“All right. You’ll take the reins coming back then.”
And Freda saw by the expression of John Thurley’s face that he was too much annoyed to wish to sit by her just then.
CHAPTER XXXIV.
It was getting dark when the dogcart drove up to Oldcastle Farm. The front door which had been partly destroyed by the forcible entry of the police was open, and both gentlemen were inclined to the conclusion that the lonely tenant of the house had left it. They were confirmed in this opinion when, on ringing the bell, they found no notice taken of their summons.
“Poor lad’s turned it up,” said Captain Mulgrave turning to Thurley with a nod.
“It looks like it.”
They tied the horse up to an iron ring in the farm-house wall provided for such purposes, and went inside, leaving Freda, who now hung back a little, to come in or not, as she pleased. As soon as the two gentlemen had gone down the entrance hall, Freda slipped in after them, and waited to see which way they would turn. After a glance into the rooms to right and left, they went through into the court-yard. Taking for granted that Dick had at last followed the only possible course of abandoning the old shell of what had been his boyhood’s home, they were going, by Thurley’s demand, to explore those recesses where the smuggled goods had formerly been stored.
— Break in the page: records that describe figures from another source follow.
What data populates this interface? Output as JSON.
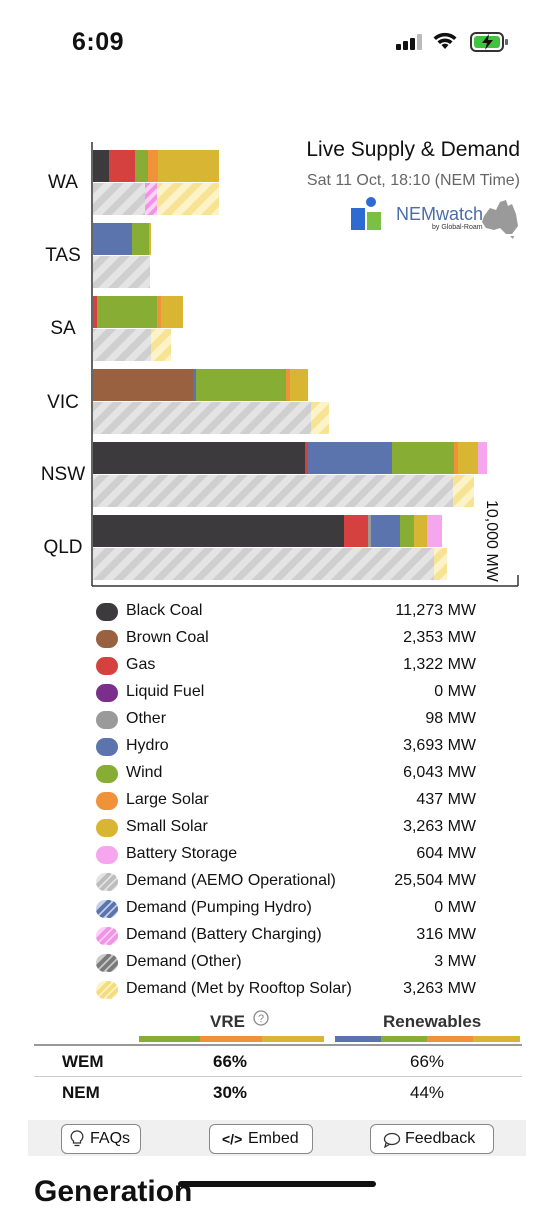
{
  "status_bar": {
    "time": "6:09"
  },
  "chart_data": {
    "type": "bar",
    "title": "Live Supply & Demand",
    "subtitle": "Sat 11 Oct, 18:10 (NEM Time)",
    "scale_label": "10,000 MW",
    "regions": [
      "WA",
      "TAS",
      "SA",
      "VIC",
      "NSW",
      "QLD"
    ],
    "logo_text": "NEMwatch",
    "logo_subtext": "by Global-Roam"
  },
  "legend": [
    {
      "name": "Black Coal",
      "value": "11,273 MW",
      "color": "#3c3a3d"
    },
    {
      "name": "Brown Coal",
      "value": "2,353 MW",
      "color": "#9a6141"
    },
    {
      "name": "Gas",
      "value": "1,322 MW",
      "color": "#d4413f"
    },
    {
      "name": "Liquid Fuel",
      "value": "0 MW",
      "color": "#7a2f8c"
    },
    {
      "name": "Other",
      "value": "98 MW",
      "color": "#9a9a9a"
    },
    {
      "name": "Hydro",
      "value": "3,693 MW",
      "color": "#5b74ae"
    },
    {
      "name": "Wind",
      "value": "6,043 MW",
      "color": "#87ad35"
    },
    {
      "name": "Large Solar",
      "value": "437 MW",
      "color": "#f0923a"
    },
    {
      "name": "Small Solar",
      "value": "3,263 MW",
      "color": "#d9b534"
    },
    {
      "name": "Battery Storage",
      "value": "604 MW",
      "color": "#f5a6ee"
    },
    {
      "name": "Demand (AEMO Operational)",
      "value": "25,504 MW",
      "color": "#d4d4d4"
    },
    {
      "name": "Demand (Pumping Hydro)",
      "value": "0 MW",
      "color": "#8aa0cc"
    },
    {
      "name": "Demand (Battery Charging)",
      "value": "316 MW",
      "color": "#f38fe6"
    },
    {
      "name": "Demand (Other)",
      "value": "3 MW",
      "color": "#9a9a9a"
    },
    {
      "name": "Demand (Met by Rooftop Solar)",
      "value": "3,263 MW",
      "color": "#faeaa4"
    }
  ],
  "share_table": {
    "vre_label": "VRE",
    "renewables_label": "Renewables",
    "rows": [
      {
        "label": "WEM",
        "vre": "66%",
        "renewables": "66%"
      },
      {
        "label": "NEM",
        "vre": "30%",
        "renewables": "44%"
      }
    ]
  },
  "buttons": {
    "faqs": "FAQs",
    "embed": "Embed",
    "feedback": "Feedback"
  },
  "next_section_title": "Generation"
}
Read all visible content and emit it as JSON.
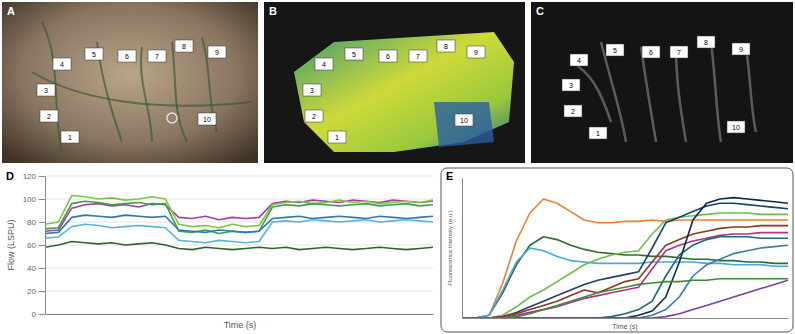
{
  "panels": [
    {
      "label": "A",
      "markers": [
        "1",
        "2",
        "3",
        "4",
        "5",
        "6",
        "7",
        "8",
        "9",
        "10"
      ]
    },
    {
      "label": "B",
      "markers": [
        "1",
        "2",
        "3",
        "4",
        "5",
        "6",
        "7",
        "8",
        "9",
        "10"
      ]
    },
    {
      "label": "C",
      "markers": [
        "1",
        "2",
        "3",
        "4",
        "5",
        "6",
        "7",
        "8",
        "9",
        "10"
      ]
    }
  ],
  "chart_data": [
    {
      "type": "line",
      "title": "D",
      "x_label": "Time (s)",
      "y_label": "Flow (LSPU)",
      "x": [
        0,
        1,
        2,
        3,
        4,
        5,
        6,
        7,
        8,
        9,
        10,
        11,
        12,
        13,
        14,
        15,
        16,
        17,
        18,
        19,
        20,
        21,
        22,
        23,
        24,
        25,
        26,
        27,
        28,
        29
      ],
      "xlim": [
        0,
        29
      ],
      "ylim": [
        0,
        120
      ],
      "yticks": [
        0,
        20,
        40,
        60,
        80,
        100,
        120
      ],
      "grid": true,
      "tick_labels": "y",
      "series": [
        {
          "color": "#a23fa6",
          "values": [
            72,
            73,
            92,
            95,
            96,
            94,
            95,
            93,
            96,
            95,
            84,
            83,
            85,
            82,
            84,
            83,
            84,
            96,
            98,
            97,
            99,
            98,
            97,
            99,
            98,
            97,
            99,
            98,
            97,
            98
          ]
        },
        {
          "color": "#7cc846",
          "values": [
            78,
            80,
            103,
            102,
            100,
            101,
            99,
            100,
            102,
            100,
            78,
            76,
            77,
            75,
            78,
            76,
            77,
            95,
            97,
            98,
            96,
            97,
            99,
            97,
            98,
            96,
            97,
            98,
            97,
            99
          ]
        },
        {
          "color": "#3e9e48",
          "values": [
            74,
            75,
            96,
            98,
            97,
            95,
            96,
            97,
            95,
            96,
            72,
            71,
            73,
            70,
            72,
            71,
            72,
            93,
            95,
            94,
            96,
            95,
            94,
            95,
            96,
            94,
            95,
            96,
            94,
            95
          ]
        },
        {
          "color": "#2f78b7",
          "values": [
            70,
            71,
            84,
            86,
            85,
            84,
            86,
            85,
            84,
            85,
            73,
            72,
            71,
            73,
            72,
            71,
            72,
            83,
            84,
            85,
            83,
            84,
            85,
            84,
            83,
            85,
            84,
            83,
            84,
            85
          ]
        },
        {
          "color": "#5bb3e2",
          "values": [
            66,
            67,
            76,
            78,
            77,
            75,
            76,
            77,
            76,
            75,
            64,
            63,
            62,
            64,
            63,
            62,
            63,
            80,
            81,
            80,
            82,
            81,
            80,
            81,
            82,
            80,
            81,
            82,
            81,
            80
          ]
        },
        {
          "color": "#2b6630",
          "values": [
            58,
            60,
            63,
            62,
            61,
            62,
            60,
            61,
            62,
            60,
            57,
            56,
            58,
            57,
            56,
            57,
            58,
            57,
            58,
            56,
            57,
            58,
            57,
            56,
            57,
            58,
            57,
            56,
            57,
            58
          ]
        }
      ]
    },
    {
      "type": "line",
      "title": "E",
      "x_label": "Time (s)",
      "y_label": "Fluorescence intensity (a.u.)",
      "x": [
        0,
        1,
        2,
        3,
        4,
        5,
        6,
        7,
        8,
        9,
        10,
        11,
        12,
        13,
        14,
        15,
        16,
        17,
        18,
        19,
        20,
        21,
        22,
        23,
        24
      ],
      "xlim": [
        0,
        24
      ],
      "ylim": [
        0,
        100
      ],
      "tick_labels": false,
      "series": [
        {
          "color": "#f07f2f",
          "values": [
            0,
            0,
            2,
            25,
            55,
            75,
            85,
            82,
            76,
            70,
            68,
            68,
            69,
            69,
            70,
            69,
            70,
            70,
            70,
            70,
            70,
            70,
            70,
            70,
            70
          ]
        },
        {
          "color": "#2d6a36",
          "values": [
            0,
            0,
            2,
            18,
            38,
            52,
            58,
            56,
            52,
            49,
            47,
            46,
            45,
            45,
            44,
            44,
            43,
            42,
            42,
            41,
            41,
            40,
            40,
            39,
            39
          ]
        },
        {
          "color": "#4aa8dd",
          "values": [
            0,
            0,
            2,
            20,
            40,
            50,
            48,
            44,
            41,
            40,
            39,
            39,
            39,
            39,
            40,
            40,
            40,
            40,
            39,
            39,
            38,
            38,
            38,
            37,
            37
          ]
        },
        {
          "color": "#6cc04a",
          "values": [
            0,
            0,
            0,
            2,
            8,
            15,
            20,
            26,
            32,
            38,
            42,
            45,
            47,
            48,
            60,
            70,
            72,
            73,
            74,
            75,
            75,
            75,
            74,
            74,
            74
          ]
        },
        {
          "color": "#1f3f6b",
          "values": [
            0,
            0,
            0,
            1,
            4,
            8,
            12,
            16,
            20,
            24,
            27,
            29,
            31,
            33,
            50,
            68,
            72,
            76,
            80,
            82,
            82,
            81,
            80,
            79,
            78
          ]
        },
        {
          "color": "#8b3a1e",
          "values": [
            0,
            0,
            0,
            1,
            3,
            6,
            9,
            12,
            16,
            20,
            18,
            22,
            26,
            28,
            40,
            52,
            56,
            60,
            62,
            64,
            65,
            65,
            66,
            66,
            66
          ]
        },
        {
          "color": "#b0308a",
          "values": [
            0,
            0,
            0,
            0,
            2,
            4,
            6,
            8,
            11,
            14,
            16,
            18,
            20,
            22,
            35,
            48,
            52,
            55,
            57,
            59,
            60,
            60,
            61,
            61,
            61
          ]
        },
        {
          "color": "#1a6a7a",
          "values": [
            0,
            0,
            0,
            0,
            0,
            0,
            0,
            0,
            0,
            0,
            0,
            1,
            3,
            6,
            12,
            30,
            45,
            52,
            56,
            58,
            58,
            58,
            57,
            57,
            57
          ]
        },
        {
          "color": "#0d2a40",
          "values": [
            0,
            0,
            0,
            0,
            0,
            0,
            0,
            0,
            0,
            0,
            0,
            0,
            0,
            2,
            5,
            15,
            40,
            70,
            82,
            85,
            86,
            85,
            84,
            83,
            82
          ]
        },
        {
          "color": "#3c7ea8",
          "values": [
            0,
            0,
            0,
            0,
            0,
            0,
            0,
            0,
            0,
            0,
            0,
            0,
            0,
            0,
            2,
            6,
            15,
            30,
            38,
            42,
            46,
            48,
            50,
            51,
            52
          ]
        },
        {
          "color": "#7a3fa0",
          "values": [
            0,
            0,
            0,
            0,
            0,
            0,
            0,
            0,
            0,
            0,
            0,
            0,
            0,
            0,
            0,
            1,
            3,
            6,
            9,
            12,
            15,
            18,
            21,
            24,
            27
          ]
        },
        {
          "color": "#3c8a3c",
          "values": [
            0,
            0,
            0,
            0,
            1,
            3,
            6,
            9,
            12,
            15,
            18,
            20,
            22,
            24,
            25,
            26,
            26,
            27,
            27,
            28,
            28,
            28,
            28,
            28,
            28
          ]
        }
      ]
    }
  ]
}
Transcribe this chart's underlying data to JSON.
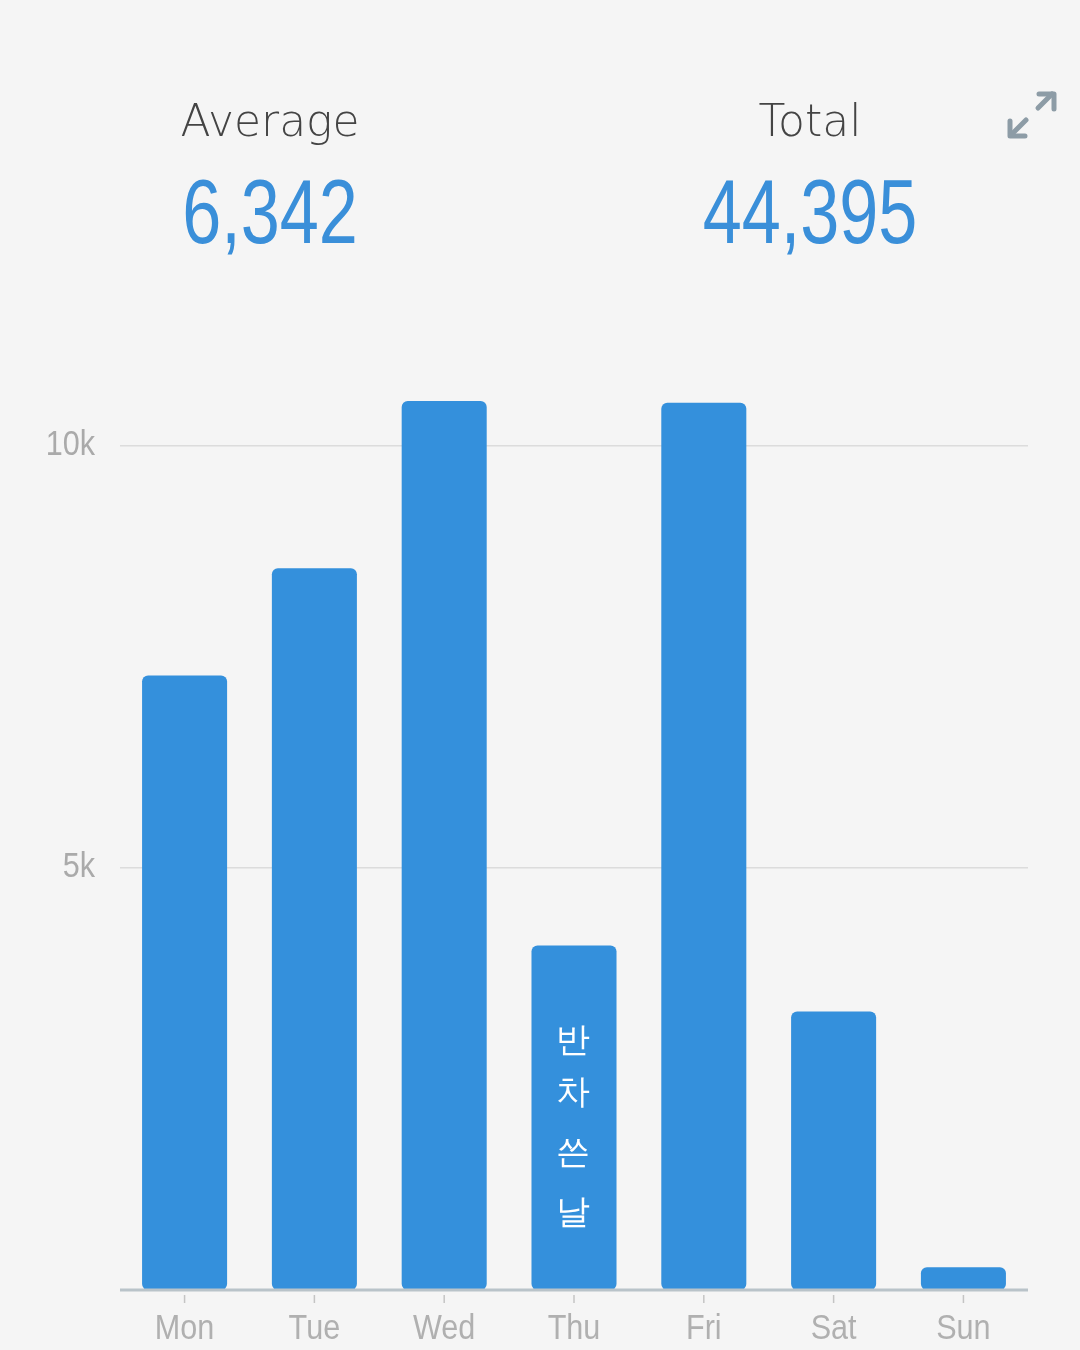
{
  "chart_data": {
    "type": "bar",
    "categories": [
      "Mon",
      "Tue",
      "Wed",
      "Thu",
      "Fri",
      "Sat",
      "Sun"
    ],
    "values": [
      7280,
      8550,
      10530,
      4080,
      10510,
      3300,
      270
    ],
    "color": "#3490dc",
    "ylim": [
      0,
      10530
    ],
    "yticks": [
      {
        "value": 5000,
        "label": "5k"
      },
      {
        "value": 10000,
        "label": "10k"
      }
    ],
    "grid": "y",
    "annotations": [
      "Average",
      "6,342",
      "Total",
      "44,395",
      "반차 쓴 날"
    ]
  }
}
Freda knew better than they. Tripping quickly through the empty rooms and passages, she reached the door of the banqueting-hall, but was suddenly seized with a fit of shyness when she heard the sound of a man coughing. However, she conquered this feeling sufficiently to open the door under cover of the noise Dick made in poking the fire, and then she stood just inside, shy again. Dick felt the draught from the open door, turned and saw her. He was sitting in his own chair by the fire, with the old dog still at his feet. The shadows were already black under the high windows on the side of the court-yard, but the light from the west was still strong enough for Freda to see a flash of pleasure come into his face as he caught sight of her.
“You have a bad cold,” she said in a constrained voice, coming shyly forward as he almost ran to meet her.
“Yes, there’s a broken window up there,” said he, glancing upwards, “and—and the curtains the spiders make are not very thick.”